Neue Polizeigesetze in Niedersachsen, NRW und Bayern: Drohende Schikane für ausländische Studierende

Der Bundesverband ausländischer Studierender (BAS) fürchtet zunehmende rassistische Diskriminierung bei Polizeikontrollen und die Einschränkung der Meinungs- und Versammlungsfreiheit.

Den geplanten Änderungen der Polizeigesetze in Niedersachsen, NRW und Bayern sieht der Bundesverband ausländischer Studierender mit großer Sorge entgegen. Als beunruhigend sieht der BAS die geplanten Änderungen vor allem, weil die Polizei mit geheimdienstlichen Befugnissen ausgestattet und die Eingriffsschwelle massiv gesenkt werde. Es sei allerdings auch festzustellen, dass schon die bestehenden Polizeigesetze Grundrechte zu weit einschränkten und Minderheiten nicht effektiv schützten.

In NRW sollen verdachtsunabhängige Kontrollen im öffentlichen Verkehrsraum, so genannte „strategische Fahndungen“, legalisiert werden. „Der Praxis des ‚Racial Profiling‘ wird damit Vorschub geleistet.

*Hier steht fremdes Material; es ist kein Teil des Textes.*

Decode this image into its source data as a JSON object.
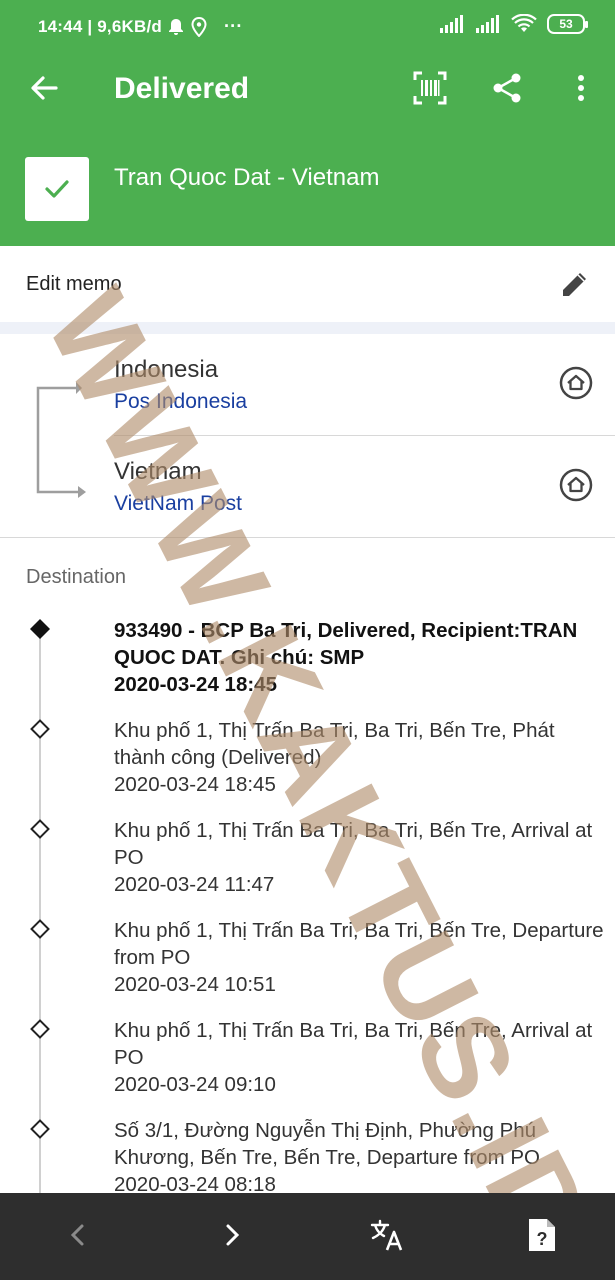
{
  "status_bar": {
    "time_info": "14:44 | 9,6KB/d",
    "extras": "···",
    "battery": "53"
  },
  "toolbar": {
    "title": "Delivered"
  },
  "shipment": {
    "title": "Tran Quoc Dat - Vietnam"
  },
  "memo": {
    "label": "Edit memo"
  },
  "route": {
    "origin": {
      "country": "Indonesia",
      "carrier": "Pos Indonesia"
    },
    "destination": {
      "country": "Vietnam",
      "carrier": "VietNam Post"
    }
  },
  "section_label": "Destination",
  "events": [
    {
      "text": "933490 - BCP Ba Tri, Delivered, Recipient:TRAN QUOC DAT. Ghi chú: SMP",
      "time": "2020-03-24 18:45"
    },
    {
      "text": "Khu phố 1, Thị Trấn Ba Tri, Ba Tri, Bến Tre, Phát thành công (Delivered)",
      "time": "2020-03-24 18:45"
    },
    {
      "text": "Khu phố 1, Thị Trấn Ba Tri, Ba Tri, Bến Tre, Arrival at PO",
      "time": "2020-03-24 11:47"
    },
    {
      "text": "Khu phố 1, Thị Trấn Ba Tri, Ba Tri, Bến Tre, Departure from PO",
      "time": "2020-03-24 10:51"
    },
    {
      "text": "Khu phố 1, Thị Trấn Ba Tri, Ba Tri, Bến Tre, Arrival at PO",
      "time": "2020-03-24 09:10"
    },
    {
      "text": "Số 3/1, Đường Nguyễn Thị Định, Phường Phú Khương, Bến Tre, Bến Tre, Departure from PO",
      "time": "2020-03-24 08:18"
    }
  ],
  "watermark": "WWW.KAKTUS.ID",
  "colors": {
    "primary": "#4caf50",
    "carrier_text": "#1a3fa0",
    "nav_bar": "#2e2e2e"
  }
}
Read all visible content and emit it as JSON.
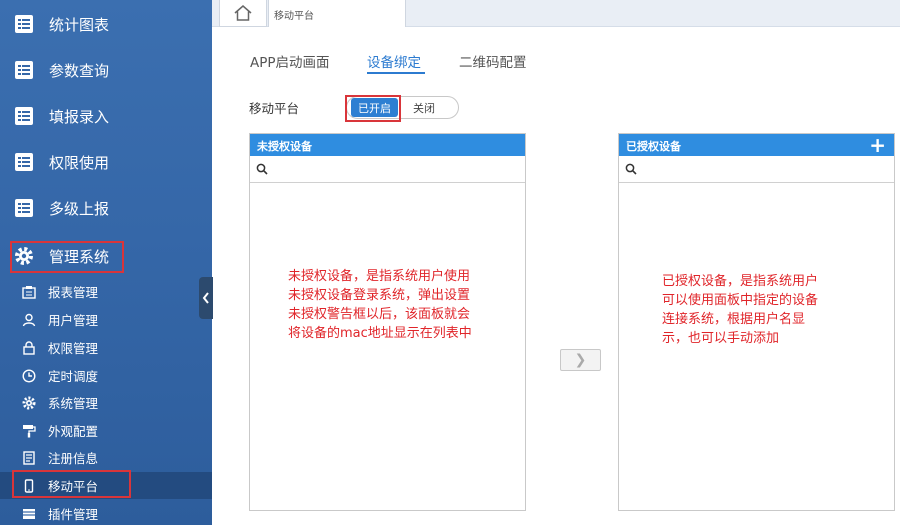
{
  "sidebar": {
    "main_items": [
      {
        "label": "统计图表",
        "icon": "list-doc-icon"
      },
      {
        "label": "参数查询",
        "icon": "list-doc-icon"
      },
      {
        "label": "填报录入",
        "icon": "list-doc-icon"
      },
      {
        "label": "权限使用",
        "icon": "list-doc-icon"
      },
      {
        "label": "多级上报",
        "icon": "list-doc-icon"
      },
      {
        "label": "管理系统",
        "icon": "gear-icon"
      }
    ],
    "sub_items": [
      {
        "label": "报表管理",
        "icon": "report-icon"
      },
      {
        "label": "用户管理",
        "icon": "user-icon"
      },
      {
        "label": "权限管理",
        "icon": "lock-icon"
      },
      {
        "label": "定时调度",
        "icon": "clock-icon"
      },
      {
        "label": "系统管理",
        "icon": "gear-icon"
      },
      {
        "label": "外观配置",
        "icon": "paint-roller-icon"
      },
      {
        "label": "注册信息",
        "icon": "register-icon"
      },
      {
        "label": "移动平台",
        "icon": "mobile-icon"
      },
      {
        "label": "插件管理",
        "icon": "plugin-icon"
      }
    ]
  },
  "topbar": {
    "page_tab": "移动平台"
  },
  "subtabs": [
    {
      "label": "APP启动画面",
      "active": false
    },
    {
      "label": "设备绑定",
      "active": true
    },
    {
      "label": "二维码配置",
      "active": false
    }
  ],
  "platform": {
    "label": "移动平台",
    "on_label": "已开启",
    "off_label": "关闭"
  },
  "left_panel": {
    "title": "未授权设备",
    "search_placeholder": "",
    "annotation": [
      "未授权设备，是指系统用户使用",
      "未授权设备登录系统，弹出设置",
      "未授权警告框以后，该面板就会",
      "将设备的mac地址显示在列表中"
    ]
  },
  "right_panel": {
    "title": "已授权设备",
    "search_placeholder": "",
    "add_label": "+",
    "annotation": [
      "已授权设备，是指系统用户",
      "可以使用面板中指定的设备",
      "连接系统，根据用户名显",
      "示，也可以手动添加"
    ]
  },
  "move_button_label": "❯",
  "colors": {
    "sidebar_bg": "#3567a8",
    "accent": "#2c7bd0",
    "panel_header": "#2f8de0",
    "highlight_border": "#d9353a",
    "annotation_text": "#e0252a"
  }
}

Die Politik hat es bislang versäumt, rechtswidrige Praktiken bei der Personenkontrolle wirksam mit Gesetzen zu unterbinden. Stattdessen wird dem in den Ländern nun Tür und Tor eröffnet, diese bislang rechtswidrige, diskriminierende Praxis weiterhin, aber legal auszuüben“, kritisiert Fabian de Planque, Vorstandsmitglied des BAS.

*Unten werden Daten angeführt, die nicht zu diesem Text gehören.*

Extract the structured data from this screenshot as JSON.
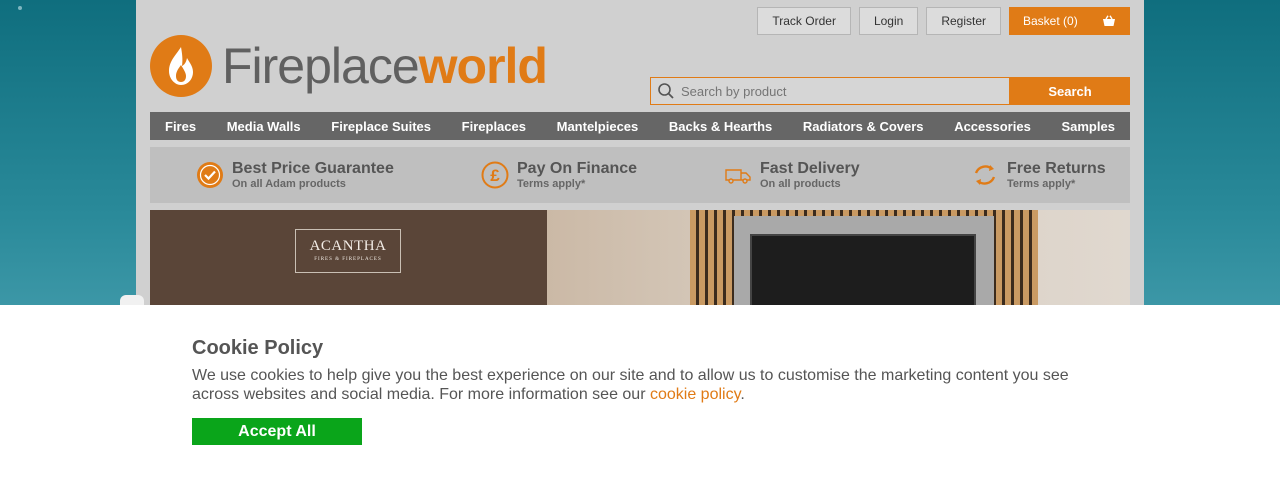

In ähnlichem Kontext wird auch immer wieder der umstrittene Abschnitt des Bundespolizeigesetzes (§ 22 Abs. 1a BPolG) gesehen, der Passkontrollen durch die Bundespolizei regelt. Maimouna Ouattara, Sprecherin des BAS, hierzu: „Ich kenne nahezu keine ausländischen Studierenden, die nicht schon mehrmals ohne erkennbaren Grund in eine Polizeikontrolle geraten sind. Im Gegensatz dazu berichten deutsche Studierende höchst selten von solchen Erlebnissen. Das entlarvt solche Kontrollen als skandalöse Schikanen.“ Der BAS fordert Gesetze, die die Praktik des ‚Racial Profiling‘ effektiv unterbinden sowie antirassistische Schulungen für Polizeibeamtinnen und -beamten.

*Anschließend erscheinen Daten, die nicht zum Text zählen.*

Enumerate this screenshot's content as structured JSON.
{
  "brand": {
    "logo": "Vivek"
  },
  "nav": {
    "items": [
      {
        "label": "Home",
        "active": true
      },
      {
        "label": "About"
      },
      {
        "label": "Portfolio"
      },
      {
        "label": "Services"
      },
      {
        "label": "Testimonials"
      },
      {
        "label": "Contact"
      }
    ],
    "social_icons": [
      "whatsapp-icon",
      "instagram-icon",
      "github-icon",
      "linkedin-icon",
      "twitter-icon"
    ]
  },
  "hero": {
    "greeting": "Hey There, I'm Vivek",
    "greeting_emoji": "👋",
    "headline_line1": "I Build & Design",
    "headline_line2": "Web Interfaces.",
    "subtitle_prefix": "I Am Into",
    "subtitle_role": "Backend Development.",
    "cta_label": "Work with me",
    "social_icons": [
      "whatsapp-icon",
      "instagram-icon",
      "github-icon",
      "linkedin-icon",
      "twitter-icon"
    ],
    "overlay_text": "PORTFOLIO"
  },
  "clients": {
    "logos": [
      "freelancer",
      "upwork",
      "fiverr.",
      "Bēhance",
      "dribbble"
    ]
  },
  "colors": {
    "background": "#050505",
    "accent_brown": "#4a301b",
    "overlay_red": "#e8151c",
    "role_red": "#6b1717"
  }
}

Alle Gesetzesnovellen haben eines gemeinsam: Die Zeichen stehen auf Ausbau der vorbeugenden Maßnahmen zulasten von Mitwirkungsmöglichkeiten an der Gesellschaft. Sollten die Gesetzesvorhaben umgesetzt werden, hat die Polizei dann auf Grundlage der „drohenden Gefahr“ weitreichende Kompetenzen noch bevor ein Verdacht ausgesprochen wurde. Der BAS sieht darin auch einen Angriff auf die Meinungs- und Versammlungsfreiheit. „Viele Studierende betätigen sich politisch. Hier sind ausländische Studierende schon heute zu größerer Vorsicht gezwungen. Wenn z.B. auf Demonstrationen Kollektivstrafen verhängt werden, hat das bei Ausländer*innen individuell oft sehr verheerende Auswirkungen bis hin zum Verlust des Aufenthaltstitels – ohne dass die Studierenden etwas falsch gemacht haben! Wie soll so eine Integration stattfinden, wie sollen Ausländer*innen sich so in die Gesellschaft einbringen? Solche Hürden gilt es nicht aus-, sondern abzubauen! Dass die Polizei auf Grundlage einer wie auch immer gearteten ‚drohenden Gefahr‘ in demokratische politische Beteiligung eingreifen oder diese gar unterbinden kann, ist nicht hinnehmbar“, empört sich de Planque.

In Bayern ist unter anderem geplant, der Polizei die Gesichtserkennung auf Demonstrationen zu ermöglichen. „Gesichtserkennung stellt die Demonstrierenden unter Generalverdacht. Die Unschuldsvermutung, Kern eines jeden Rechtsstaats, steht vor der Abschaffung. Das wird dazu führen, dass insbesondere ausländische Studierende, die sich einen Konflikt mit der Polizei nicht erlauben wollen und können, von ihren politischen Mitwirkungsmöglichkeiten abgeschreckt werden“, kritisiert Ouattara. Des Weiteren soll nach den Plänen die Auswertung der DNA-Analyse auf phänotypische Merkmale ausgeweitet werden. Die statistische Unsicherheit dieser Tests ist allerdings sehr hoch. Der BAS sieht hierin eine weitere rechtswidrige Maßnahme, die rassistische Diskriminierung durch die Polizei befördert.